今日も中津に行きますが、目的はプレゼン大会の審査です。
二週に渡って、参加者のブラッシュアップを行ってきましたが、今日がその成果発表となるので、楽しみにしています。
中でも気になってる受講者さんにAさんという方が居ます。
その方は、老舗の調味料製造会社に跡取りの嫁として、現場に入っています。
その業界自体も、消費者の高齢化などによってジリ貧となりつつあった為、異業種をいくつも経験しているAさんが、新たな風を吹き込むべく新商品の開発に5年前から乗り出しました。
その商品は、本業の調味料とは無縁とも思えるジャンルのものですが、話を聞いていると『麹』というキーワードがありました。(守秘義務があるので詳しく書けなくてすみません)
Aさんがターゲットとする ”意識高い系女子” 向けにパッケージデザインも洗練されており、Aさんは見事、ターゲットとなる30~40代女性のハート射止めて新商品は爆売れしたそうです。
気付けば、売上比率でいうと60(新商品):40(本業)になっており、社内でも『救世主』として発言力が強くなりました。
本業の売上も、下降気味とは言え、まだまだ根強い地元の愛好家に常用されているので、ある程度は見込めていました。
その上で新商品が爆売れしたので経常利益は右肩上がりとなったのです。
そうなると、目線は本業では無く ”新たな商品の開発” にどうしても向かってしまいます。
『新商品の販路を更に拡大しつつ、新たな商品開発に着手しよう』
しかし、そんな矢先にコロナが発生してしまいます。
新商品の売り上げは徐々に落ち、最盛期の半分以下にまで目減りしたのです。
展示会に出品しようにも、その展示会自体が開催されません。
SNSやネット通販に力を入れようにも知識が無く、かと言って高いお金を払って専門家を起用するのにも躊躇してしまいます。
補助金の採択率も下がり続けているとの情報もあって、今回のセミナーへの参加を決意されたそうです。
面談の初めに、先ずはその方が考える現状とその後の対策をじっくり聞きます。
その中でAさんが重視していたのが
①店舗を改装して、ターゲットとなる若い女性の来客数を伸ばす
②SNSなどの口コミで更なる集客を目指す
③新商品を開発して、話題性を作る
という戦略でした。
戦術的には
①改装の為の補助金を獲得する
②最初は自ら積極的に投稿する
③『麹』のキーワードにこだわらずに、商品開発をする
というものですが、ここに大きな落とし穴がある様な気がしました。
それが、
『どれも本業から外れている』
という事です。
一度得た成功を手放すのは容易ではありませんし、僕らとしても一定の売り上げを維持している商品を捨てる事はお勧めしません。

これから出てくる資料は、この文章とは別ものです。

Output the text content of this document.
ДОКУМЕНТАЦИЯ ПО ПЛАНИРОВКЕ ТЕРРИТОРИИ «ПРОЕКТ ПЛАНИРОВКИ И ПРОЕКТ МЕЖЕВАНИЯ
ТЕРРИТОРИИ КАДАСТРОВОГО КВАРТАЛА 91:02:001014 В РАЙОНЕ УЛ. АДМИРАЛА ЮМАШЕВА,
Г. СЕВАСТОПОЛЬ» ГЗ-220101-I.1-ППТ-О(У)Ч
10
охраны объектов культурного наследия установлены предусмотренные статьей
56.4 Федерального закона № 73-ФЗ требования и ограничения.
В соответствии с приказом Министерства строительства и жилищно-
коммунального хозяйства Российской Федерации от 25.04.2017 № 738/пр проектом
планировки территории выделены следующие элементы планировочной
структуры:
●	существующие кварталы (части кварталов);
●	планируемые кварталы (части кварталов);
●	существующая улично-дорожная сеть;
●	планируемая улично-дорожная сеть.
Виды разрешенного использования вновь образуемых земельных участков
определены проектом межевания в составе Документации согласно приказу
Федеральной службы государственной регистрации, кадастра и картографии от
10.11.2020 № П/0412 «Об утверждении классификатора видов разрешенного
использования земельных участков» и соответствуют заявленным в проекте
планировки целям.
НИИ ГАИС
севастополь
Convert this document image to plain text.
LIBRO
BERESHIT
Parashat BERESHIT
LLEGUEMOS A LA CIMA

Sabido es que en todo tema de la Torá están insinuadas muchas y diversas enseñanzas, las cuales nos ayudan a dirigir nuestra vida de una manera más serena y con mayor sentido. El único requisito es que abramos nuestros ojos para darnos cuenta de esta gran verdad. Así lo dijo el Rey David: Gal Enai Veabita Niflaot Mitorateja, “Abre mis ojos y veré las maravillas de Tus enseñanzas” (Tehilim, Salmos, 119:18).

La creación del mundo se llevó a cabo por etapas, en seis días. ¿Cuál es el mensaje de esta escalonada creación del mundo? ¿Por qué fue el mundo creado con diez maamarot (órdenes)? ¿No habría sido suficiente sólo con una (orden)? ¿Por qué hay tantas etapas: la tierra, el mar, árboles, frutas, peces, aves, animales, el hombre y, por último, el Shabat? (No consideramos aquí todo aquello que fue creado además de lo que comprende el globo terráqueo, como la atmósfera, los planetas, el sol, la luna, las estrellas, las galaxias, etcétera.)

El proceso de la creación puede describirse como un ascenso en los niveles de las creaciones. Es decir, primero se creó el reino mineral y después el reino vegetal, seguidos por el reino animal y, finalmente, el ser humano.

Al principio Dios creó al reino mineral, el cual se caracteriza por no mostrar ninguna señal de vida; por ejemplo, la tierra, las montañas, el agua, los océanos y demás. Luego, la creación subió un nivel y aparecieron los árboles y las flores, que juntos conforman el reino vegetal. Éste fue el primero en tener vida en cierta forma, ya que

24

しかし、大切な資金を投資する順序や規模が間違っているというのは否めません。
①コロナ禍で来客数増加が見込めないのに店舗を急いで改装する必要があるのか
②新商品のマーケティングは出来ているのか、またどうやってPRするのか
知ってもらわなければ売れないのは、当たり前です。
しかし、ローカルのテレビやラジオに紹介されたとしても、売上は瞬間的に伸びるだけで、今後もブームを追い続ける結果になってしまいます。
その中で僕たちが『是非に』とアドバイスした事が
”本業を磨く”
事です。
その会社の調味料を取り扱うスーパーも限定されており、現状は ”三河屋さん状態” での販売がメインとの事です。
商品の画像を見せてもらいましたが、どれも ”どの会社が作った” ”どんな特徴のある商品で” ”具体的に何に合うのか” が全く伝わらないラベルになっていました。
それもそのはず。
その商品は ”昔から買い続けてくれるご近所の常連さん向け” ですから、特別なアピールは必要無いんです。
これは勿体ない。
本業の製品も、とてもこだわって作られており、ラベルやボトルの形状、サイズ感を見直せば十分に勝負できると感じました。
ラベルのデザインはAさんが過去の経験から強みとしていましたので、新たなボトルに投資する事をお勧めしました。
過去にも、色んな所から同じようなアドバイスを受けていましたが、新商品が売れた事もあり、ついつい後回しになっていたとの事。
『やっぱりそうなのかー』
と、頭では分かっているつもりでも、なかなか行動に移せないものです。
今日は、その後の話がどうなったかが聞けますので、とても楽しみにしています。